En 1941, à 17 ans, j’ai été arrêtée par des policiers français, lors d’une manifestation anti-Allemands à Paris, sur dénonciation, parce que jeune militante communiste drancéenne. J’ai connu les interrogatoires, l’enfermement, la faim, le froid pour avoir voulu défendre mon pays et mes idées. Mais j’ai aussi eu l’honneur de rencontrer, notamment, Jean-Pierre Timbaud, dirigeant syndicaliste CGT, et Guy Môquet, étudiant de 17 ans comme moi.
Je suis, à 99 ans, la dernière survivante à les avoir vu partir pour la mort, le 22 octobre 1941, en hurlant la Marseillaise. Guy Môquet nous a laissé, du haut de ses 17 printemps, une maxime qui aujourd’hui encore est ma raison d’être : « Les copains, qui restez, soyez dignes de nous, les 27 qui vont mourir. » Témoin et actrice de cette époque douloureuse de l’Occupation où régnaient en maîtres les nazis et leurs serviteurs français, pétainistes, je ne peux accepter que les thèses de l’extrême droite se propagent à nouveau. Je ne veux pas qu’ils s’approprient notre drapeau tricolore et encore moins la Marseillaise, qui a donné le courage à mes camarades d’aller affronter la mort pour notre France. Je ne peux les laisser se présenter en défenseurs de la patrie quand ils font l’apologie des traîtres de tous pays et qu’ils témoignent tant de mépris pour notre devise de la République : « Liberté, Égalité, Fraternité. » Ces valeurs qui rassemblent tous les démocrates et toute notre population, issue de la diversité des migrations, de la décolonisation et des conflits.
Sachez qu’à mon âge, jamais je ne baisserai la garde et ne vous permettrai de prendre mon vote pour acquis. Je veux que ce qui nous animait en 1945, ces« Jours heureux » qui ont forgé la Sécurité sociale, le service public et la reconnaissance du travail, vous les portiez comme un rempart contre la haine et le fascisme. Votre jeunesse ne peut rester sourde à mon parcours et à mes mots qui sauront être une boussole pour les générations à venir.

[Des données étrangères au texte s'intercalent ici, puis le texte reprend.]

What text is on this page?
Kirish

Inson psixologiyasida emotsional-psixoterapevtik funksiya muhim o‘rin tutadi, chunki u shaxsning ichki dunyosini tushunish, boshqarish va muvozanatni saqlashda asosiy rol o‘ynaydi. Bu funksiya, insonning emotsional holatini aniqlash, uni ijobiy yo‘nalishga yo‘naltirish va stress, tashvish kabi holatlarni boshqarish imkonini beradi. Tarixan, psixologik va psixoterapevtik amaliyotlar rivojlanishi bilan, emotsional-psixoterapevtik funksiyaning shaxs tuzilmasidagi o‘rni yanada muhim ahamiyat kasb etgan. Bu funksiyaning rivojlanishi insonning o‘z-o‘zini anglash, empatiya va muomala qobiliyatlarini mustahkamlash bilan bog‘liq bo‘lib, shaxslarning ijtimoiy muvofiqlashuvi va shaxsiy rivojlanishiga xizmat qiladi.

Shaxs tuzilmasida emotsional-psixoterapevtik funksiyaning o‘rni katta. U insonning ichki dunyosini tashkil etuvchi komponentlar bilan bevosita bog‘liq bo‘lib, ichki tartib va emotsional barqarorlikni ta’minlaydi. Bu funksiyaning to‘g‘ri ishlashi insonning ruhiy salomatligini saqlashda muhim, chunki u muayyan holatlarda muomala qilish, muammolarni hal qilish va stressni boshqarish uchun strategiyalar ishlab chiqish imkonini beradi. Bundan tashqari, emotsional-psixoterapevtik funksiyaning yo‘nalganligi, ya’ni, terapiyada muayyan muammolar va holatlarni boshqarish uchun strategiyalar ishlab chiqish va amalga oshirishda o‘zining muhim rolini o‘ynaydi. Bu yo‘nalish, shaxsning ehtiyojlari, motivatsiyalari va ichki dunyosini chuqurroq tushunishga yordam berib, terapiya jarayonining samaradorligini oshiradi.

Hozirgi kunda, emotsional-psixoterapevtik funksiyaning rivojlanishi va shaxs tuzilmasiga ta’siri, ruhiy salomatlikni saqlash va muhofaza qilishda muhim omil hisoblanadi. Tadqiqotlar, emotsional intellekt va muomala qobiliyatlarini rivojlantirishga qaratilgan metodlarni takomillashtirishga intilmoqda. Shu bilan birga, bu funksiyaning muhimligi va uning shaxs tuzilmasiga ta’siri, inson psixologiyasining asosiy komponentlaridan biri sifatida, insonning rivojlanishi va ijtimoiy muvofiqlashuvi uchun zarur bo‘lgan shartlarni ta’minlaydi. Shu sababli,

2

De Carine PICARD-NILÈS Présidente de l’Amicale de Châteaubriant. Voves-Aincourt-Rouillé
Le racisme et le fascisme ne sont pas des opinions mais des délits punis par la loi. Nous perpétuons, au sein de l’Amicale, la volonté de rassemblement, au-delà des divergences politiques ou religieuses, contre toutes idéologies de haine ou de violence. A-t-on jamais vu des membres des partis d’extrême droite dans les grandes manifestations revendicatives des travailleurs alors qu’ils se targuent de les soutenir ? Eux, dont les dirigeants font partie des premières fortunes de France. Dimanche 24 avril, je m’opposerai donc à un ennemi fasciste en mettant un bulletin pour un adversaire politique dont je ne partage pas les idées libérales, mais que je combattrai fermement. M’abstenir serait un consentement à l’extrême droite.
De Maïté PINÉRO journaliste et écrivain. Correspondante en Amérique Latine (1984-1989) pour L'Humanité.
Extraits :
« ... la détermination du PCF à faire barrage en utilisant le seul vote à disposition, même si Macron demeure notre adversaire, ne se négocie pas. Combattre la politique Macron est une chose, se battre au pied-à-pied contre l’institutionnalisation du néo-fascisme en est une autre, et encore une autre de devoir le faire face aux meutes. Marine le Pen, qui n’a rien modifié de son programme raciste, peut bien tenter d’être présentable, elle a déjà un Zemmour comme inspirateur des futures milices.
Je voterai Macron car je sais que les migrants sans-papiers de ma rue seront sinon, tôt ou tard victimes potentielles de lynchage et expulsés. Je voterai Macron en pensant à cette dernière nouvelle qui vient du Chili, des travaux au stade national qui ont exhumé des ossements; Je voterai Macron en pensant aux fosses communes qui restent encore à découvrir dans toute l’Espagne, à celles de La Commune dont on sait qu’elles existent mais dont plus personne ne se soucie; Je voterai Macron car je sais qu’avec Le Pen, les combattants de première ligne, salariés en lutte et tous mes camarades trouveront en face d’eux des tueurs invités à passer à l’acte, avant officialisation du permis de tuer.
Le racisme est l’abécédaire de la haine qui libérera demain toutes les composantes du fascisme. Alors, je voterai avec rage mais sans hésitation, car je ne veux pas avoir demain du sang sur les mains. Et s’il coule, j’irai le cracher à la figure des dirigeants politiques qui l’auront permis ... ».